Sempre più frequentemente sui mass-media e nelle riviste specializzate si parla del problema del sovrappeso nella popolazione giovanile, e i dati che vengono divulgati presentano una situazione allarmante.

L’Italia è ai primi posti in Europa per il numero di bambini in sovrappeso e i dati sono destinati a peggiorare in quanto in Europa il sovrappeso in età scolare cresce al ritmo di circa 400.000 casi l’anno.

 Dal 30 al 60% dei bambini obesi mantengono l’eccesso ponderale in età adulta e presentano, più frequentemente del previsto, alterazioni metaboliche e complicanze rispetto all’obesità che si manifesta in età adulta.

I dati italiani sembrano confermare questo trend: l’ISTAT parla di ragazzi compresi tra i 6 e i 17 che presentano un eccesso ponderale nel 24% dei casi, percentuale che conferma i dati emersi da un’indagine epidemiologica dell’Istituto Superiore di Sanità (2008) effettuata su un campione rappresentativo di bambini frequentanti la terza classe della Scuola primaria (8 anni), con percentuali stimate intorno al 23,2% di bambini sovrappeso e il 12% di bambini obesi.

Il sovrappeso rappresenta una condizione problematica ampia, dove si sommano alterazioni a carattere medico, stigma sociale, problematiche psicologiche.

Un bambino che presenta un eccesso ponderale significativo può andare incontro a una serie di problemi a carattere medico nel futuro: i disturbi più frequentemente legati al sovrappeso comprendono i disturbi cardiocircolatori e osteo-articolari, insorgenza di diabete, ipertensione.

Lo stigma sociale rappresenta un ulteriore scoglio nella vita di un bambino sovrappeso/obeso: solitamente i bambini hanno un linguaggio molto schietto e laddove intravedono vulnerabilità rispetto ad una caratteristica di un compagno, non esitano a sottolinearla mettendola in evidenza con termini offensivi o comunque “coloriti”. Se questi commenti o definizioni possono essere legati ad uno scherzo più o meno bonario, nel bambino “etichettato” questi commenti possono prendere forma di timori e insicurezze, possono evidenziarsi vulnerabilità legate a temi quali accettazione, piacevolezza personale e sociale, integrazione nel gruppo, immagine corporea e autostima, possono originarsi disturbi clinici conclamati.
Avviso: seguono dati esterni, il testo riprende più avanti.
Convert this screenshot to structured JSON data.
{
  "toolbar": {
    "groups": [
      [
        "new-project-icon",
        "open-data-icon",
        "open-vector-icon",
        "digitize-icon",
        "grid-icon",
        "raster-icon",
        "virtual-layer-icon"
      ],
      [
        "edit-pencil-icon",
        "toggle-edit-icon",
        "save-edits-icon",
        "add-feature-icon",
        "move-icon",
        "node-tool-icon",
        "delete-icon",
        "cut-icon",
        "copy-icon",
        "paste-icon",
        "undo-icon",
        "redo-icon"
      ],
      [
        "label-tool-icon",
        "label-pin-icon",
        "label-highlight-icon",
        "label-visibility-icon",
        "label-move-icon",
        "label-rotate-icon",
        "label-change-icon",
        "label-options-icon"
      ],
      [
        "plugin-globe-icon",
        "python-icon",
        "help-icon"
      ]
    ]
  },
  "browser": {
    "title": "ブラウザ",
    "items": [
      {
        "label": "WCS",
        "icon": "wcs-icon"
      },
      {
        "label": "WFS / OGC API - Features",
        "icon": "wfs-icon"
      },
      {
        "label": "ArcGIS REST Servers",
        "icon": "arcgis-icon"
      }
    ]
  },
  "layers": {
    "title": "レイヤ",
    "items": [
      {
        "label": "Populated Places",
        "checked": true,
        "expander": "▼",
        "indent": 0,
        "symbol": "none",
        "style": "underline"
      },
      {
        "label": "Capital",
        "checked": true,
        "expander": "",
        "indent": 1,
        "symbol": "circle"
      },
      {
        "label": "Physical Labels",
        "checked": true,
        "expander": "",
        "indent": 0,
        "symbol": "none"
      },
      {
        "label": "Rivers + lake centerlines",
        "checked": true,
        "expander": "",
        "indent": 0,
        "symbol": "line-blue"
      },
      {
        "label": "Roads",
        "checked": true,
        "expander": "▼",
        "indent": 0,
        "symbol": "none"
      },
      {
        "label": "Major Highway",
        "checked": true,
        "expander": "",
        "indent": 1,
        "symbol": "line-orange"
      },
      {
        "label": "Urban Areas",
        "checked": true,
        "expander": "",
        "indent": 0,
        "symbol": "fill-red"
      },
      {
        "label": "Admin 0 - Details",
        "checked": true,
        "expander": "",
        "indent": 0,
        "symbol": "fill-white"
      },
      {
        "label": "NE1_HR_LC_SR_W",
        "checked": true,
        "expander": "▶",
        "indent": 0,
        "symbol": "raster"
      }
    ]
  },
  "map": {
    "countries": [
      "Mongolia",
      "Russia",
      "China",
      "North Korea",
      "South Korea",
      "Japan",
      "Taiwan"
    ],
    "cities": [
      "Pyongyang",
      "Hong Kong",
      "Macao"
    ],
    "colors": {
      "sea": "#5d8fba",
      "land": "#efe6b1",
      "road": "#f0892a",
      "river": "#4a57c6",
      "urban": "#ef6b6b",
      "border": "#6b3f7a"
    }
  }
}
Ne derivano problematiche psicologiche di varia natura ed entità (ansia, depressione, ritiro sociale, disturbi alimentari), in base alla struttura di personalità che nel bambino va delineandosi e prendendo forma. E’ importante ricordare che un bambino, seppur in tenera età, è pur sempre una persona, dotata di temperamento, carattere, desideri, aspettative, fragilità, all’interno della quale le basi sono state poste attraverso le prime relazioni, in primis qualla materna, e altre andranno a costituirsi e consolidarsi nelle relazioni con i pari.

Al fine di contenere la diffusione di questa condizione nella popolazione infantile, la Società Italiana di Pediatria ha stilato il seguente decalogo di buone prassi:

  1. Controllare il peso e la statura con regolarità (almeno ogni sei mesi)

  2. Fare cinque pasti al giorno evitando i “fuoripasto”

  3. Consumare almeno cinque porzioni di frutta o verdura al giorno

  4. Bere molta acqua limitando le bevande zuccherate

  5. Ridurre i grassi a tavola, in particolare salumi, fritti, condimenti, dolci

  6. Evitare di utilizzare il cibo come “premio”

  7. Privilegiare il gioco all’aperto, possibilmente almeno un’ora al giorno

  8. Camminare a piedi in tutte le occasioni possibili

  9. Praticare uno sport con regolarità.

  10. Limitare la “videodipendenza” durante il tempo libero: massimo 2 ore al giorno.

A carattere psicologico si delineano percorsi di sostegno al minore attraveso interventi comportamentali a carattere familiare, che comprendono cambiamenti virtuosi:

  1. dello stile alimentare,

  2. dello stile di vita (sedentario vs attivo),

  3. della comunicazione tra i componenti del nucleo familiare

e interventi singoli e di gruppo

  1. di sostegno emotivo e motivazionale.